I know, I know, I'm just yammering away here. Mostly because we just found out yesterday that my mother's cancer is back. She hasn't even told her sisters yet.
But either way, I just wanted to share information about the gene mutations and the testing for anyone who may be interested in reading it and possibly getting tested. It IS a personal decision and they do recommend counseling pre and post results.
BRCA1 and BRCA2: Cancer Risk and Genetic Testing
BRCA1 and BRCA2 are human genes that belong to a class of genes known as tumor suppressors. Mutation of these genes has been linked to hereditary breast and ovarian cancer (see Question 1).
A woman's risk of developing breast and/or ovarian cancer is greatly increased if she inherits a deleterious (harmful) BRCA1 or BRCA2 mutation. Men with these mutations also have an increased risk of breast cancer. Both men and women who have harmful BRCA1 or BRCA2 mutations may be at increased risk of other cancers (see Question 2).

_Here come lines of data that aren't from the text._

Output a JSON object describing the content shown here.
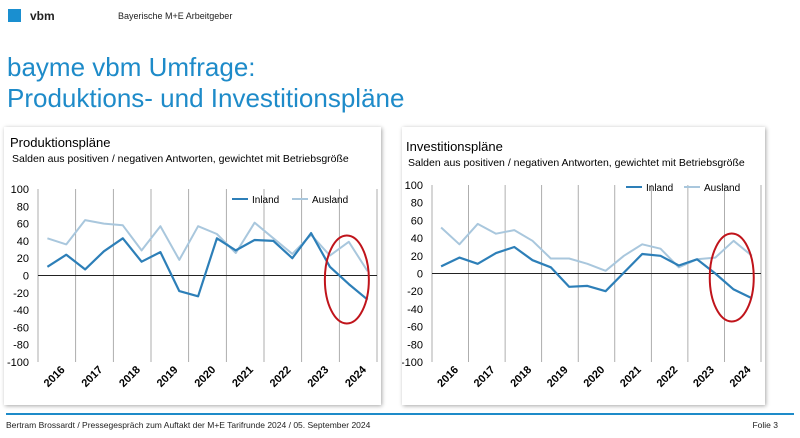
{
  "header": {
    "logo": "vbm",
    "org": "Bayerische M+E Arbeitgeber"
  },
  "title": {
    "line1": "bayme vbm Umfrage:",
    "line2": "Produktions- und Investitionspläne"
  },
  "colors": {
    "inland": "#2d7fb8",
    "ausland": "#a9c7dd",
    "highlight": "#c0141b",
    "accent": "#1e8bc9"
  },
  "footer": {
    "text": "Bertram Brossardt  /  Pressegespräch zum Auftakt der M+E Tarifrunde 2024  /  05. September 2024",
    "page": "Folie 3"
  },
  "chart_data": [
    {
      "type": "line",
      "title": "Produktionspläne",
      "subtitle": "Salden aus positiven / negativen Antworten, gewichtet mit Betriebsgröße",
      "ylim": [
        -100,
        100
      ],
      "yticks": [
        100,
        80,
        60,
        40,
        20,
        0,
        -20,
        -40,
        -60,
        -80,
        -100
      ],
      "years": [
        "2016",
        "2017",
        "2018",
        "2019",
        "2020",
        "2021",
        "2022",
        "2023",
        "2024"
      ],
      "grid": true,
      "legend": "top-right",
      "highlight": "2024",
      "series": [
        {
          "name": "Inland",
          "values": [
            10,
            24,
            7,
            28,
            43,
            16,
            27,
            -18,
            -24,
            43,
            29,
            41,
            40,
            20,
            49,
            10,
            -10,
            -28
          ]
        },
        {
          "name": "Ausland",
          "values": [
            43,
            36,
            64,
            60,
            58,
            29,
            57,
            18,
            57,
            48,
            26,
            61,
            43,
            25,
            47,
            23,
            39,
            5
          ]
        }
      ]
    },
    {
      "type": "line",
      "title": "Investitionspläne",
      "subtitle": "Salden aus positiven / negativen Antworten, gewichtet mit Betriebsgröße",
      "ylim": [
        -100,
        100
      ],
      "yticks": [
        100,
        80,
        60,
        40,
        20,
        0,
        -20,
        -40,
        -60,
        -80,
        -100
      ],
      "years": [
        "2016",
        "2017",
        "2018",
        "2019",
        "2020",
        "2021",
        "2022",
        "2023",
        "2024"
      ],
      "grid": true,
      "legend": "top-right",
      "highlight": "2024",
      "series": [
        {
          "name": "Inland",
          "values": [
            8,
            18,
            11,
            23,
            30,
            15,
            7,
            -15,
            -14,
            -20,
            1,
            22,
            20,
            9,
            16,
            0,
            -18,
            -28
          ]
        },
        {
          "name": "Ausland",
          "values": [
            52,
            33,
            56,
            45,
            49,
            37,
            17,
            17,
            11,
            3,
            20,
            33,
            28,
            7,
            16,
            18,
            37,
            20
          ]
        }
      ]
    }
  ]
}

Genetic tests are available to check for BRCA1 and BRCA2 mutations. A blood sample is required for these tests, and genetic counseling is recommended before and after the tests (see Question 5).
If a harmful BRCA1 or BRCA2 mutation is found, several options are available to help a person manage their cancer risk (see Question 11).
Federal and state laws help ensure the privacy of a person’s genetic information and provide protection against discrimination in health insurance and employment practices (see Questions 14 and 15).
Many research studies are being conducted to find newer and better ways of detecting, treating, and preventing cancer in BRCA1 and BRCA2 mutation carriers. Additional studies are focused on improving genetic counseling methods and outcomes. Our knowledge in these areas is evolving rapidly (see Question 18).